Each year, JRW also includes an opportunity to attend the Library of Virginia’s Literary Awards Luncheon. This year’s Life-Time Achievement Award went to Nikki Giovanni.
She is a poet, writer, commentator, activist, and educator. And, BTW, she’s also a very lively and humorous speaker! She’s won numerous other awards, and her publications are too many to mention here, but go online and be impressed—and maybe inspired to pick up one of her books!
Or perhaps you will be taken by the work of one of their Literary Awards Finalists in Poetry: Jon Pineda (winner), Joshua Poteat, and Claudia Emerson.
JRW also recognizes poetry. Check out this year’s winner (Zoe) and finalists of the Shann Palmer Poetry award.
Rita Dove said, “Poetry is language at its most distilled and most powerful.” Perhaps it’s time to see for yourself.
If, in spite of it all, you aren’t drawn to poetry, the Library of Virginia also makes annual awards in fiction and non-fiction. This year’s Library Award in Fiction was won by Robert Goolrick for his novel The Fall of Princes. Other finalists were Leslie Pietrzyk and Sara Taylor. Goolrick was interviewed for JRW attendees Saturday afternoon. Although he attended Johns Hopkins University, he was born in Virginia and lives here now.
His novels include A Reliable Wife, Heading Out of Wonderful, and The End of the World as We Know It—plus several others.
The Library Awards Finalists in Non-Fiction were Bert Ashe, Mary Sarah Bilder, and Kristen Green. Bilder’s book was Madison’s Hand: Revising the Constitutional Convention; Ashe’s book was Twisted: My Dreadlock Chronicles.
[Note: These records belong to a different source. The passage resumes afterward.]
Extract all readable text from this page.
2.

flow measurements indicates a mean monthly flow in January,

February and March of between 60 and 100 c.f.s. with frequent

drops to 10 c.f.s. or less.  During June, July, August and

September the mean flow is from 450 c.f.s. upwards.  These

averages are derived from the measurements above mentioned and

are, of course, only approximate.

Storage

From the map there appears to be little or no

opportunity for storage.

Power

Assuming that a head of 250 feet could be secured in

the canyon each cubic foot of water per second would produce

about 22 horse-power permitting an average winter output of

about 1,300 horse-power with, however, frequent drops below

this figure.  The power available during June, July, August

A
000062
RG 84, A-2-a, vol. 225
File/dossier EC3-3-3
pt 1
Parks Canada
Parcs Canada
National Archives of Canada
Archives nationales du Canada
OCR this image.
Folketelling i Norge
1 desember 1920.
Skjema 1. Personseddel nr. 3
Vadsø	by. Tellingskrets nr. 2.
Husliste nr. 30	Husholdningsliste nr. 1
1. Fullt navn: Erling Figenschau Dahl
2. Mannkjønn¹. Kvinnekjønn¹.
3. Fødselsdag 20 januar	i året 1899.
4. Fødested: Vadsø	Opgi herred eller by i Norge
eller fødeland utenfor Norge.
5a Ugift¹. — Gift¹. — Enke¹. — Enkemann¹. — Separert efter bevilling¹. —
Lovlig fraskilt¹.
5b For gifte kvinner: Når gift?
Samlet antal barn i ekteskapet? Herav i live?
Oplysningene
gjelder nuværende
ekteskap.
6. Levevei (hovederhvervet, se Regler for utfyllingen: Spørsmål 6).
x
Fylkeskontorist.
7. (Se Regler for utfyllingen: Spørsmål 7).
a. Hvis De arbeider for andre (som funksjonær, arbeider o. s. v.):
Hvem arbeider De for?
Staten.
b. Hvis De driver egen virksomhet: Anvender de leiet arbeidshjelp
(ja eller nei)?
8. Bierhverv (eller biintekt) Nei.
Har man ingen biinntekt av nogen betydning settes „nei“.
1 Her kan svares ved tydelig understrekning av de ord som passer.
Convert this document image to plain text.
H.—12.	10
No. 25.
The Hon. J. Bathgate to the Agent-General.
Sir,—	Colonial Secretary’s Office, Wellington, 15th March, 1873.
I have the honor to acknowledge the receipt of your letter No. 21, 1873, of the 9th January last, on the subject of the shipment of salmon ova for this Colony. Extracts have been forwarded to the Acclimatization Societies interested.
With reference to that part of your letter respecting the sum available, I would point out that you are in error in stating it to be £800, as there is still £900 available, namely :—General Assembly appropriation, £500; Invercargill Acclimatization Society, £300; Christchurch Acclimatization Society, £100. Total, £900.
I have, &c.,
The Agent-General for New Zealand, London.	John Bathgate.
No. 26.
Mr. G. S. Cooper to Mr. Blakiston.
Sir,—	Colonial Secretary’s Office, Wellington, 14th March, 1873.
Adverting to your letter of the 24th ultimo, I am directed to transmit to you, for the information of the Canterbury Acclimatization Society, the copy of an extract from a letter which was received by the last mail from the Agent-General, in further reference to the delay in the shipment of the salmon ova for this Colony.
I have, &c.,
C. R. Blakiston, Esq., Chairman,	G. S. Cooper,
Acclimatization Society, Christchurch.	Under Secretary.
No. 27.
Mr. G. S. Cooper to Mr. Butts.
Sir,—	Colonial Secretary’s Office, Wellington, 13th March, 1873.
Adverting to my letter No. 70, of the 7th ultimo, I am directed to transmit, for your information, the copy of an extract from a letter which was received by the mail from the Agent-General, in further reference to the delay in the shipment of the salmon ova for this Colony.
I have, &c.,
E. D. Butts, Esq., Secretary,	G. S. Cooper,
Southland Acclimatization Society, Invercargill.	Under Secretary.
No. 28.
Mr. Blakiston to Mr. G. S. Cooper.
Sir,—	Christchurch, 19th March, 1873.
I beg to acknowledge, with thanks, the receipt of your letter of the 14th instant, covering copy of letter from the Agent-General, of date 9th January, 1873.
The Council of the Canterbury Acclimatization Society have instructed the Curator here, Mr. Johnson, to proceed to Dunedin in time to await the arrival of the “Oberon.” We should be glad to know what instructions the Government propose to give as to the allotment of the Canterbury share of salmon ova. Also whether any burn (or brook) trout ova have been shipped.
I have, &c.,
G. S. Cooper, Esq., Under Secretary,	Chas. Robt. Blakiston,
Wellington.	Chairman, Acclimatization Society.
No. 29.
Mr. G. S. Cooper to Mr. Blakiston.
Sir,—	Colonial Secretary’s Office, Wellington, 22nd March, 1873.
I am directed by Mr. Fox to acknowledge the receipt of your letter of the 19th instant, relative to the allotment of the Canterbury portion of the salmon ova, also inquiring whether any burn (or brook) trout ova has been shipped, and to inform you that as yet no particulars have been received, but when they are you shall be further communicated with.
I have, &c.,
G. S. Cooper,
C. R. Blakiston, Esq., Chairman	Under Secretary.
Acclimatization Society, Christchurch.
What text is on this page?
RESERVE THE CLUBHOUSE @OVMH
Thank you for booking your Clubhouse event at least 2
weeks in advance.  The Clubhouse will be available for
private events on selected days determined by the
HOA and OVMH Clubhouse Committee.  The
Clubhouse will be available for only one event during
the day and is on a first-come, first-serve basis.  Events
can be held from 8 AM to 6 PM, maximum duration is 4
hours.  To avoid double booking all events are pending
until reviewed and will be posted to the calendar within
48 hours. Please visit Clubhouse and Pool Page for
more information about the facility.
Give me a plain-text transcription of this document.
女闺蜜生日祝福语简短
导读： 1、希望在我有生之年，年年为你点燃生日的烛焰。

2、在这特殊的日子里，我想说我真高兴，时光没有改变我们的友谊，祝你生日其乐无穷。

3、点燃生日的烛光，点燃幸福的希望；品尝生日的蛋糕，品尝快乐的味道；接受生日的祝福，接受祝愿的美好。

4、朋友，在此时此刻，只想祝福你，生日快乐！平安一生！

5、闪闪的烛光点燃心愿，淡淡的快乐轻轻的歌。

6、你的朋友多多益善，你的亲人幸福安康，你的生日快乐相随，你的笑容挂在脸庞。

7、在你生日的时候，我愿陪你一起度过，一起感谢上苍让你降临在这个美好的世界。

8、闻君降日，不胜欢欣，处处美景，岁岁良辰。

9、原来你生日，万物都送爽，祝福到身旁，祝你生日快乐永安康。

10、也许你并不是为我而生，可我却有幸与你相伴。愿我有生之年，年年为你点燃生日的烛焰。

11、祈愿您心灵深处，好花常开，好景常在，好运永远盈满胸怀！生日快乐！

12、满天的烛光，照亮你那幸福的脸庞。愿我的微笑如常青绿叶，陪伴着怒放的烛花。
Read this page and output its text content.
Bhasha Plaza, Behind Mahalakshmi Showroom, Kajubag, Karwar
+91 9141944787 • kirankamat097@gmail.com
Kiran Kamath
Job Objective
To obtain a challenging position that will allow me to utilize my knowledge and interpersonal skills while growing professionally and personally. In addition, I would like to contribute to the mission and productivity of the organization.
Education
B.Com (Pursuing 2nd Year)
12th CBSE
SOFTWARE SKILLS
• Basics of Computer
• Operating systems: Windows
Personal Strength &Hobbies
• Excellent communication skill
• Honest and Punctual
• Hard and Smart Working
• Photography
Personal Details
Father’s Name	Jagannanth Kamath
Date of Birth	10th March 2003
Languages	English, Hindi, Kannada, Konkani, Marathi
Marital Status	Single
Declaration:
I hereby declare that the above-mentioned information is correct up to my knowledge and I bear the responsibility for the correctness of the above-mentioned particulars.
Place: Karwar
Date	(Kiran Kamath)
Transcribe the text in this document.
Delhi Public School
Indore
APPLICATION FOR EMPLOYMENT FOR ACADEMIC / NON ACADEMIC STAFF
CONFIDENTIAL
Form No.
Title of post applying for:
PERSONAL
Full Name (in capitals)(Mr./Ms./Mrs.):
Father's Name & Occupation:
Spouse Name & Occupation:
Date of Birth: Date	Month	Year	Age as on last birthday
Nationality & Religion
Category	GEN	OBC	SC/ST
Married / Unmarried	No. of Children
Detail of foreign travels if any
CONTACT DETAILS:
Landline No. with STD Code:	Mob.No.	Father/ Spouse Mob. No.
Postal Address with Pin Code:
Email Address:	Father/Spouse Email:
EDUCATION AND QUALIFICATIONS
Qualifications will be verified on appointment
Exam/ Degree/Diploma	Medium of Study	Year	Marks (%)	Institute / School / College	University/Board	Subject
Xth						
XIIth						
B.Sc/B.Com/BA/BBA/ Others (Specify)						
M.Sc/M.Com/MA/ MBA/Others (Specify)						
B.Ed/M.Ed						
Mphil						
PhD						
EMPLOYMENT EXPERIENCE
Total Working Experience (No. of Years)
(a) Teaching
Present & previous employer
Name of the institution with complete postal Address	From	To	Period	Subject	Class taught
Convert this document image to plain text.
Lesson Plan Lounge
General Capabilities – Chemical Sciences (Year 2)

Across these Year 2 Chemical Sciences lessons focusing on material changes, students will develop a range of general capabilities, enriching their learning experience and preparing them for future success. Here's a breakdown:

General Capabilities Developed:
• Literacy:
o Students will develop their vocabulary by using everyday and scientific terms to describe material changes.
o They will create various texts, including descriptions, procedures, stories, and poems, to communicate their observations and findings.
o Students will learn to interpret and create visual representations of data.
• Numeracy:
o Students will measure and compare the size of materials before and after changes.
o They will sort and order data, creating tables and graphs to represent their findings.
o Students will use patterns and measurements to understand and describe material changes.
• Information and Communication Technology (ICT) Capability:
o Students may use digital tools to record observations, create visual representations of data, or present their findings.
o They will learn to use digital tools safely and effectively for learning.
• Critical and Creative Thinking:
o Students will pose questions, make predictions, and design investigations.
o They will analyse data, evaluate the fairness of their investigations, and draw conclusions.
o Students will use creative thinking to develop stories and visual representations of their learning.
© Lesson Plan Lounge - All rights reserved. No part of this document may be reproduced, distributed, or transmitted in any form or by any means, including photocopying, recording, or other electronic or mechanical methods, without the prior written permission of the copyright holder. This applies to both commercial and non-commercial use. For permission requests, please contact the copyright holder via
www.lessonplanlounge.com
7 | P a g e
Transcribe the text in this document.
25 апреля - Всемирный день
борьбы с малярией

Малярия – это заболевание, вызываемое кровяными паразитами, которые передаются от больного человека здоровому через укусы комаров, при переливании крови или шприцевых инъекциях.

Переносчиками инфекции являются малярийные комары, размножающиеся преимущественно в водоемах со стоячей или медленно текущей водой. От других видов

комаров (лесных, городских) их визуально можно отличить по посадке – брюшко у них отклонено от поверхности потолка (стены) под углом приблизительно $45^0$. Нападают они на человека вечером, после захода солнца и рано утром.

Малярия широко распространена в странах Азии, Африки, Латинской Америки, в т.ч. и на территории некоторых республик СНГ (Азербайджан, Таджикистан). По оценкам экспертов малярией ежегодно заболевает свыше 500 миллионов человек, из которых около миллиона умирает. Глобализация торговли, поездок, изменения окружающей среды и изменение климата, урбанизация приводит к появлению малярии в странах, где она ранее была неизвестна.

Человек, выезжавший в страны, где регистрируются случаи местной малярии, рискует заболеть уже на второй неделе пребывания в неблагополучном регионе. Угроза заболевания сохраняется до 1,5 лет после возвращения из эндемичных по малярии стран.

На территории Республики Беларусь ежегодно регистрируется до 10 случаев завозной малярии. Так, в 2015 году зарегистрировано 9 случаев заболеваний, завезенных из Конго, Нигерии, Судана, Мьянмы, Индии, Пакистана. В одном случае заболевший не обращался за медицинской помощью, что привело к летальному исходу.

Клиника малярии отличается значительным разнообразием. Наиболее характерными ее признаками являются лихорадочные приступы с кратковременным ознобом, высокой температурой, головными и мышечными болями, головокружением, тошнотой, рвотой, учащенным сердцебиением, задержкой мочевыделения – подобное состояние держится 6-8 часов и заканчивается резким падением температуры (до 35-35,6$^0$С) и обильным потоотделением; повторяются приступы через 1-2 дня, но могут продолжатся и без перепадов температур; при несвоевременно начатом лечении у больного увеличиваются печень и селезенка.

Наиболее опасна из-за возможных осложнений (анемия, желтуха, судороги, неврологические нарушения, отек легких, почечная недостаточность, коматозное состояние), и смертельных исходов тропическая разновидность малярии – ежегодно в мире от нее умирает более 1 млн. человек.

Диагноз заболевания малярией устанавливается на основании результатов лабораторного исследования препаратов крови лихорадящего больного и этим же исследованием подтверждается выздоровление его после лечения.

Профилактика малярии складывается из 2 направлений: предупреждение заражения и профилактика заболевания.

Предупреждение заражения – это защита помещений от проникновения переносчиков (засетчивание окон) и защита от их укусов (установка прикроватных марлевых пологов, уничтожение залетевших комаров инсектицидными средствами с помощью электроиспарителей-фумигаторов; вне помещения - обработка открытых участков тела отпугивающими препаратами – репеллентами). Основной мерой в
Green won for Something Must Be Done About Prince Edward County.
Ashe spoke at two JRW sessions: “Writing What You Know: Turning Your Personal Experiences into Sellable Books” and “Powerful Articles” were very well-received. (Other panelists were Kurt P. Behm and Jessica Lahey.) He also joined Phaedra Hise and Jason Tessuro for the “What’s Your Story?” presentation on how to make a story that entices readers beyond our own limited sphere of influence.
So pick up a good memoir or two—or three or four! It’s always a good day to read.
UPDATE: This post was corrected to acknowledge Kristen Green won the 2016 Literary Award for Nonfiction.